TURF 1/5
Scénario: Jonathan Ross
Dessins: Tommy Lee Edwards
Je suis tombé il y a quelques jours sur des news annonçant que le prochain projet de Matthew Vaughn, le réalisateur de KICK-ASS, serait l'adaptation de cette BD. C'est comme ça que j'ai appris que l'auteur, Jonathan Ross, n'en était non seulement qu'à son coup d'essai dans le monde des comics mais aussi qu'il fait partie des plus célèbres présentateurs de TV en Grande-Bretagne.
Ross est en effet aussi connu là-bas qu'Arthur ou Delarue en France. Réputé pour avoir été le présentateur le mieux payé de la BBC dans les années 2000 et pour son coté provocateur qui lui a valu dernièrement d'être carrément suspendu pendant 12 semaines sans solde, Ross a également gagné plusieurs récompenses aux BAFTA (l'équivalent britannique des Oscars, mais qui inclut aussi les productions télévisuelles) comme meilleur "entertainer".
"Ouais, OK, mais qu'est-ce qu'y vient foutre dans les comics?"... Je me suis posé la même question que vous, dites donc!
Il se trouve que Jonathan Ross est passioné de comics depuis toujours, au point d'avoir fait un documentaire sur le "Greta Garbo" du comics, Steve Ditko; d'avoir donné "Kirby" comme deuxième prénom à son fils (en hommage à Jack Kirby); et d'être l'un des meilleurs potes de Neil Gaiman. Ross est également marié à Jane Goldman, qui a eu la charge d'adapter le scénario de KICK-ASS pour le film, et c'est Mark Millar lui-même qui a persuadé Ross de coucher sur le papier les idées de BD qu'il trimballait depuis des décennies dans sa tête.
Et le résultat est donc ce TURF. Un mélange hybride entre une histoire de gangsters, d'horreur et de science-fiction.
L'histoire de TURF débute en effet en février 1929, à New York. La crise de 29 n'a pas encore eu lieu mais la Prohibition bat son plein depuis une dizaine d'années. Le bootleggers sont donc au pic de leur gloire avec des réseaux parfaitement huilés et une clientèle pas encore ruinée. C'est dans ce contexte que Ross nous raconte son histoire de guerre des gangs avec une composante originale: la nouvelle bande qui souhaite prendre le contrôle du "turf" New-Yorkais est un clan de vampires. Ah oui, j'oublie de préciser que "turf" ne fait aucunement référence à quelque sport hippique que ce soit. Ce mot désigne en fait le territoire controlé par un gang.
A cela s'ajoute (assez subrepticement dans ce premier numéro) un vaisseau extra-terrestre qui vient se crasher dans une forêt non loin de Coney Island.
Des gangsters... des vampires... et des extra-terrestres. Voilà ce que vous trouverez dans TURF.

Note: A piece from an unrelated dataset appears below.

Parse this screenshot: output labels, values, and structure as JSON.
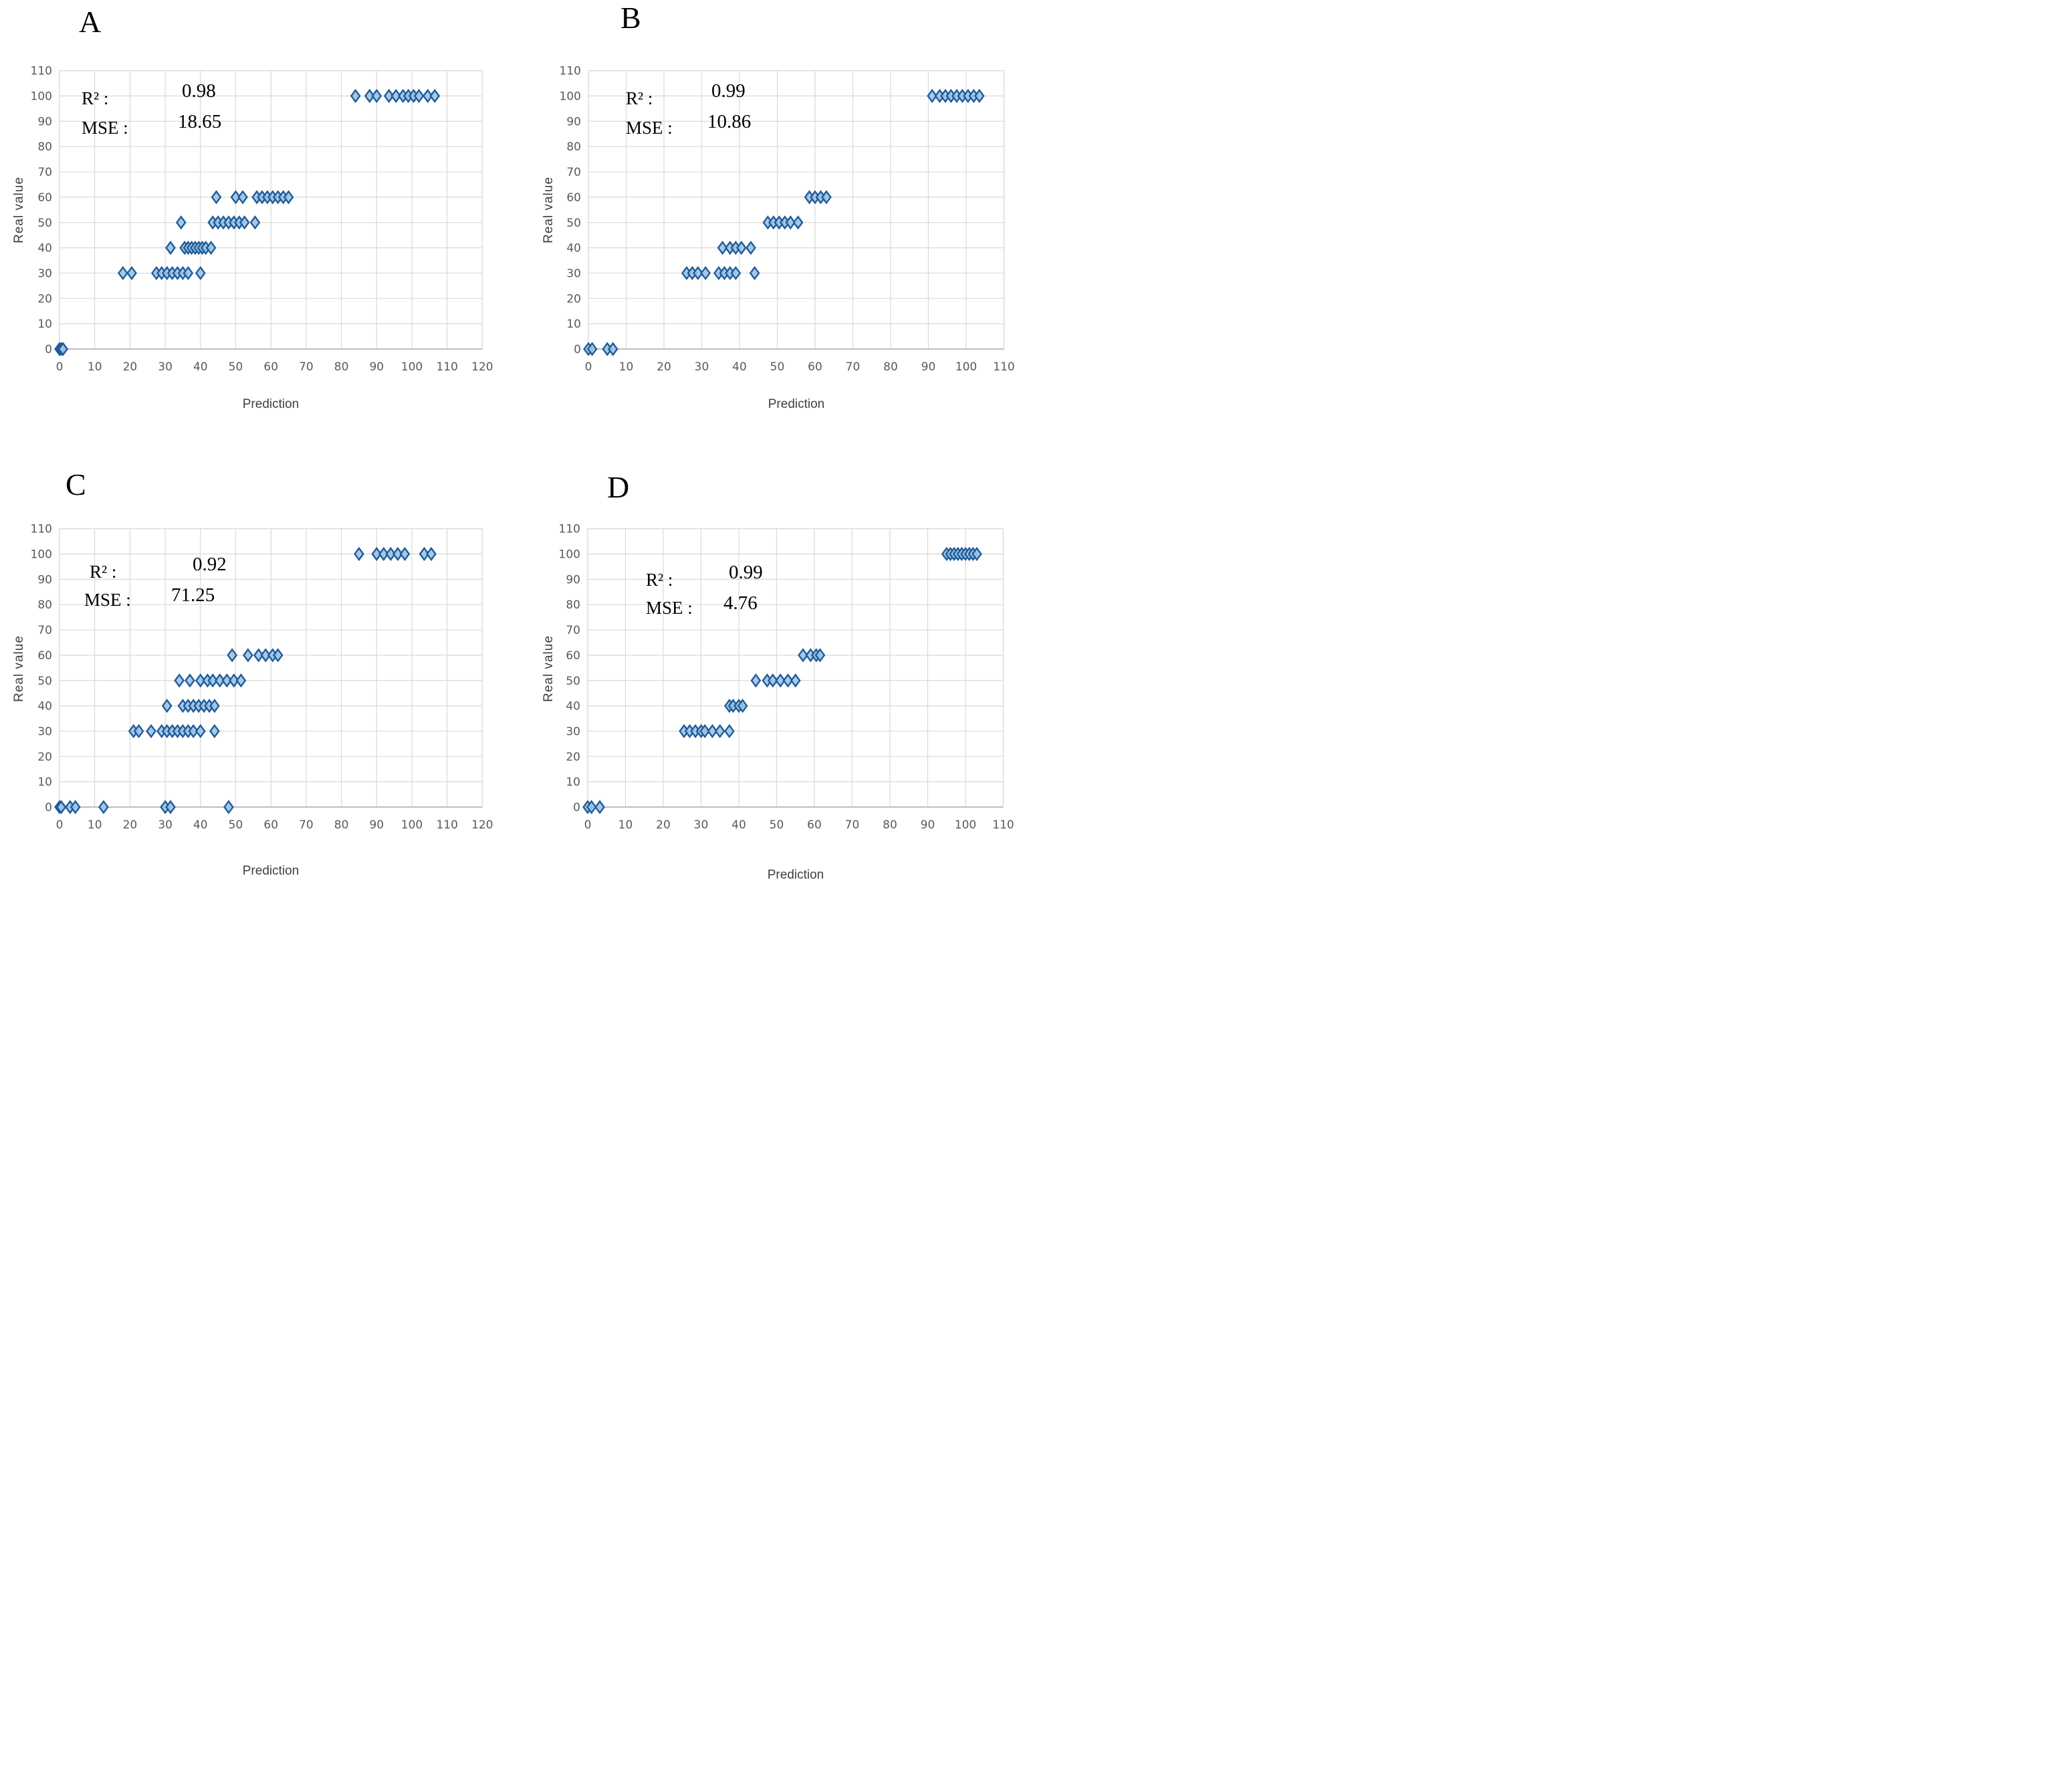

La plus grosse surprise: ça fonctionne! Jonathan Ross est parvenu à mêler les genres de façon brillante (bien qu'il soit encore trop tôt pour dire si les aliens arriveront à se fondre harmonieusement dans le paysage) en se focalisant sur une histoire de gangsters plausible et en traitant les ingrédients surnaturels sur le même ton que le reste. Les vampires boivent du sang et glissent sur les courants d'air mais à part ça, ils sont tout à fait... euh...humains. Et les extra-terrestres sont eux-mêmes des bootleggers!
L'histoire démarre à cent à l'heure et malgré une tendance à noyer les pages d'une surabondance de textes et de dialogues, Ross semble promettre un récit riche et passionant sans que le rocambolesque de son récit ne bascule dans le grandguignol. Un véritable tour de force.
Tommy Lee Edwards officie aux dessins. Si vous avez lu le MARVEL 1985 de Mark Millar, vous avez déjà eu un aperçu de son talent. Sans que j'arrive à définir pourquoi, je trouve son style très "français". Un style à la fois cinématique mais aussi "sketchy", un équilibre parfait entre sens du détail et surréalisme qui colle parfaitement au projet de Ross. Dommage, encore une fois, que les pages soient inondés de bulles énormes. (je sais, c'est pas évident sur les images que j'ai choisi mais le reste de la BD est vraiment... balloneuse!)
Coup d'essai transformé, donc, pour Jonathan Ross qui signe avec ce TURF une oeuvre aussi divertissante qu'originale. Ross semble savoir où il veut aller avec son histoire extravagante et s'il arrive à maintenir la qualité narrative du premier épisode, j'ai envie de croire que l'ensemble sera mémorable.